Python is a strange language in the sense that while it does have support for OO concepts from the groud up, a class in python is essentially completely open ended. Here is what could be declared as a class

class Company(object):
    name = ''
    employeeCount = 0
    revenue = 0.0

However, nothing stops programmers from assigning values to previously inexistent fields of objects of this class. The class behaves like a map (a.k.a dictionary in python speak) in many ways. There is no requirement to consistently use a same data type for a given field nor is there any restriction on introduction of new members at a per instance level on the fly.

Weak typing, the wrong way

The following piece of code will ensure that members cannot be dynamically added to objects of a class

class Company(object):
    __slots__ = ["name", "employeeCount", "revenue"]

The reason why this is considered an incorrect way of achieving the goal is that the motivation for the introducing the construct of slots at the language level was to use it as a memory saving hint. It however does have the side effect that we need around locking down the possible set of member variables. There are a lot of programs that go against the spirit of the language and use the feature for this purpose

Weak typing, the right way

class Company(object):
    name = ''
    employeeCount = 0
    revenue = 0.0
    def __getattr__(self, name):
        raise AttributeError
    def __setattr__(self, name, value):
        if(name not in ('name', 'employeeCount', 'revenue')):
            raise AttributeError
            object.__setattr__(self, name, value)

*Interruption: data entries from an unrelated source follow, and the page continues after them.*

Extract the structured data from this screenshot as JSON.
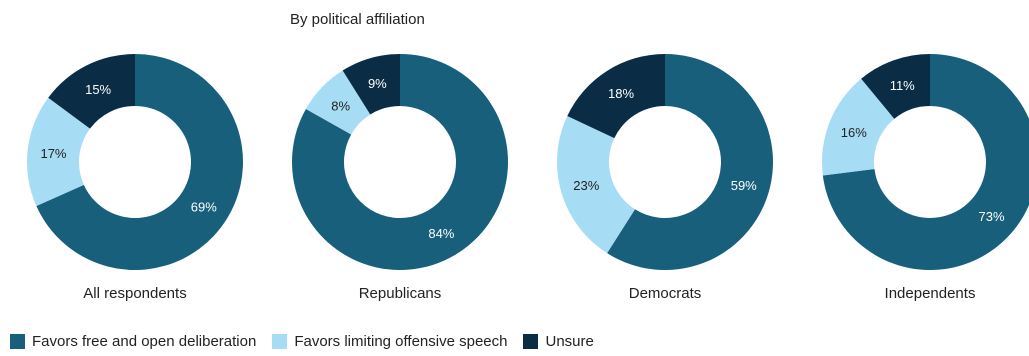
{
  "chart_data": {
    "type": "pie",
    "subtitle": "By political affiliation",
    "categories": [
      "Favors free and open deliberation",
      "Favors limiting offensive speech",
      "Unsure"
    ],
    "colors": [
      "#175f7a",
      "#a7dcf5",
      "#0a2d45"
    ],
    "charts": [
      {
        "label": "All respondents",
        "values": [
          69,
          17,
          15
        ],
        "value_labels": [
          "69%",
          "17%",
          "15%"
        ]
      },
      {
        "label": "Republicans",
        "values": [
          84,
          8,
          9
        ],
        "value_labels": [
          "84%",
          "8%",
          "9%"
        ]
      },
      {
        "label": "Democrats",
        "values": [
          59,
          23,
          18
        ],
        "value_labels": [
          "59%",
          "23%",
          "18%"
        ]
      },
      {
        "label": "Independents",
        "values": [
          73,
          16,
          11
        ],
        "value_labels": [
          "73%",
          "16%",
          "11%"
        ]
      }
    ]
  }
}
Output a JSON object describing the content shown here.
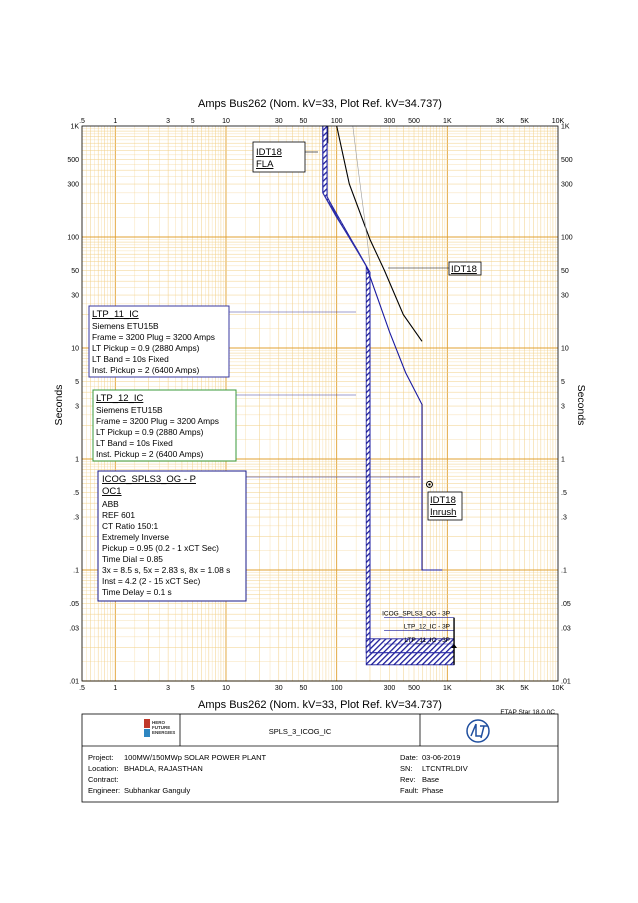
{
  "header": {
    "title": "Amps   Bus262 (Nom. kV=33, Plot Ref. kV=34.737)"
  },
  "footer_axis": {
    "title": "Amps   Bus262 (Nom. kV=33, Plot Ref. kV=34.737)",
    "software": "ETAP Star 18.0.0C"
  },
  "axes": {
    "ylabel_left": "Seconds",
    "ylabel_right": "Seconds",
    "x_ticks": [
      {
        "v": 0.5,
        "t": ".5"
      },
      {
        "v": 1,
        "t": "1"
      },
      {
        "v": 3,
        "t": "3"
      },
      {
        "v": 5,
        "t": "5"
      },
      {
        "v": 10,
        "t": "10"
      },
      {
        "v": 30,
        "t": "30"
      },
      {
        "v": 50,
        "t": "50"
      },
      {
        "v": 100,
        "t": "100"
      },
      {
        "v": 300,
        "t": "300"
      },
      {
        "v": 500,
        "t": "500"
      },
      {
        "v": 1000,
        "t": "1K"
      },
      {
        "v": 3000,
        "t": "3K"
      },
      {
        "v": 5000,
        "t": "5K"
      },
      {
        "v": 10000,
        "t": "10K"
      }
    ],
    "y_ticks": [
      {
        "v": 1000,
        "t": "1K"
      },
      {
        "v": 500,
        "t": "500"
      },
      {
        "v": 300,
        "t": "300"
      },
      {
        "v": 100,
        "t": "100"
      },
      {
        "v": 50,
        "t": "50"
      },
      {
        "v": 30,
        "t": "30"
      },
      {
        "v": 10,
        "t": "10"
      },
      {
        "v": 5,
        "t": "5"
      },
      {
        "v": 3,
        "t": "3"
      },
      {
        "v": 1,
        "t": "1"
      },
      {
        "v": 0.5,
        "t": ".5"
      },
      {
        "v": 0.3,
        "t": ".3"
      },
      {
        "v": 0.1,
        "t": ".1"
      },
      {
        "v": 0.05,
        "t": ".05"
      },
      {
        "v": 0.03,
        "t": ".03"
      },
      {
        "v": 0.01,
        "t": ".01"
      }
    ]
  },
  "chart_data": {
    "type": "line",
    "x_scale": "log",
    "y_scale": "log",
    "xlim": [
      0.5,
      10000
    ],
    "ylim": [
      0.01,
      1000
    ],
    "grid": true,
    "series": [
      {
        "name": "IDT18",
        "color": "#000000",
        "points": [
          [
            100,
            1000
          ],
          [
            130,
            300
          ],
          [
            200,
            95
          ],
          [
            270,
            50
          ],
          [
            400,
            20
          ],
          [
            590,
            11.5
          ]
        ]
      },
      {
        "name": "IDT18 FLA",
        "color": "#000000",
        "points": [
          [
            83,
            700
          ],
          [
            83,
            1000
          ]
        ]
      },
      {
        "name": "LTP_11_IC",
        "color": "#2c2ca8",
        "points": [
          [
            75,
            1000
          ],
          [
            75,
            250
          ],
          [
            100,
            150
          ],
          [
            150,
            80
          ],
          [
            185,
            55
          ]
        ]
      },
      {
        "name": "LTP_12_IC",
        "color": "#2c2ca8",
        "points": [
          [
            82,
            1000
          ],
          [
            82,
            230
          ],
          [
            110,
            130
          ],
          [
            160,
            70
          ],
          [
            200,
            48
          ],
          [
            200,
            0.018
          ],
          [
            1150,
            0.018
          ]
        ]
      },
      {
        "name": "ICOG_SPLS3_OG - P OC1",
        "color": "#1a1aa0",
        "points": [
          [
            185,
            55
          ],
          [
            300,
            14
          ],
          [
            420,
            6
          ],
          [
            590,
            3.1
          ],
          [
            590,
            0.1
          ],
          [
            900,
            0.1
          ]
        ]
      }
    ],
    "hatched_bands": [
      {
        "name": "LTP breaker band upper",
        "points": [
          [
            75,
            1000
          ],
          [
            82,
            1000
          ],
          [
            82,
            230
          ],
          [
            200,
            48
          ],
          [
            200,
            0.018
          ],
          [
            185,
            0.018
          ],
          [
            185,
            55
          ],
          [
            75,
            250
          ]
        ]
      },
      {
        "name": "LTP breaker band lower",
        "points": [
          [
            185,
            0.024
          ],
          [
            1150,
            0.024
          ],
          [
            1150,
            0.014
          ],
          [
            185,
            0.014
          ]
        ]
      }
    ],
    "inrush_point": [
      690,
      0.59
    ],
    "legend_markers": [
      {
        "text": "ICOG_SPLS3_OG - 3P",
        "y": 0.038
      },
      {
        "text": "LTP_12_IC - 3P",
        "y": 0.029
      },
      {
        "text": "LTP_11_IC - 3P",
        "y": 0.022
      }
    ],
    "annotations": {
      "idt18_fla": [
        "IDT18",
        "FLA"
      ],
      "idt18": "IDT18",
      "idt18_inrush": [
        "IDT18",
        "Inrush"
      ]
    }
  },
  "boxes": {
    "ltp11": {
      "title": "LTP_11_IC",
      "lines": [
        "Siemens  ETU15B",
        "Frame = 3200 Plug = 3200 Amps",
        "LT Pickup = 0.9 (2880 Amps)",
        "LT Band = 10s Fixed",
        "Inst. Pickup = 2 (6400 Amps)"
      ],
      "border": "#3a3aa0"
    },
    "ltp12": {
      "title": "LTP_12_IC",
      "lines": [
        "Siemens  ETU15B",
        "Frame = 3200 Plug = 3200 Amps",
        "LT Pickup = 0.9 (2880 Amps)",
        "LT Band = 10s Fixed",
        "Inst. Pickup = 2 (6400 Amps)"
      ],
      "border": "#3a9a3a"
    },
    "icog": {
      "title": "ICOG_SPLS3_OG - P",
      "title2": "OC1",
      "lines": [
        "ABB",
        "REF 601",
        "CT Ratio 150:1",
        "Extremely Inverse",
        "Pickup = 0.95 (0.2 - 1  xCT Sec)",
        "Time Dial = 0.85",
        "3x = 8.5 s, 5x = 2.83 s, 8x = 1.08 s",
        "Inst = 4.2 (2 - 15  xCT Sec)",
        "Time Delay = 0.1 s"
      ],
      "border": "#1a1a8a"
    }
  },
  "title_block": {
    "logo_text": [
      "HERO",
      "FUTURE",
      "ENERGIES"
    ],
    "drawing_name": "SPLS_3_ICOG_IC",
    "project_label": "Project:",
    "project": "100MW/150MWp SOLAR POWER PLANT",
    "location_label": "Location:",
    "location": "BHADLA, RAJASTHAN",
    "contract_label": "Contract:",
    "contract": "",
    "engineer_label": "Engineer:",
    "engineer": "Subhankar Ganguly",
    "date_label": "Date:",
    "date": "03-06-2019",
    "sn_label": "SN:",
    "sn": "LTCNTRLDIV",
    "rev_label": "Rev:",
    "rev": "Base",
    "fault_label": "Fault:",
    "fault": "Phase"
  },
  "colors": {
    "grid_major": "#e0a030",
    "grid_minor": "#f2cf85",
    "blue": "#2c2ca8",
    "hatch": "#1a1a99"
  }
}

Strong typing (uncommon, almost never done)

class Company(object):
    _types = {'name' : str, 'employeeCount': int, 'revenue': float}
    def __init__(self):
        self.name = ''
        self.employeeCount = 0
        self.revenue = 0.0
    def __getattr__(self, key):
        raise AttributeError
    def __setattr__(self, key, value):
        vartype = Company._types.get(key)
        if vartype:
            if type(value) == vartype:
                object.__setattr__(self, key, value)
                raise AttributeError
            raise AttributeError

Concluding remarks

It should be obvious by now that there are multiple ways to model an entity in almost every language. However, the default practice varies widely based on the language of choice. What some people do not realize is that choice with respect to degree of freedom or control is more cultural and less to do with languages. The SLoC needed to define an entity is actually more a function of this cultural choice that one tends to make as opposed to being a fundamental property of the language.

That being said, the language in question does matter to an extent and almost all these languages have gone through multiple iterations and the emphasis on what is most elegant & concise does seem to be shaped by culture. For example, trying to have absolute control in python feels very unpythonic. Likewise, a completely open ended solution in C++ also feels equally alien.

What has completely been ignored in this post the impact of these stylistic choices on the SLoC and maintainability of code that uses these definitions of the objects. That shall be another post for another day.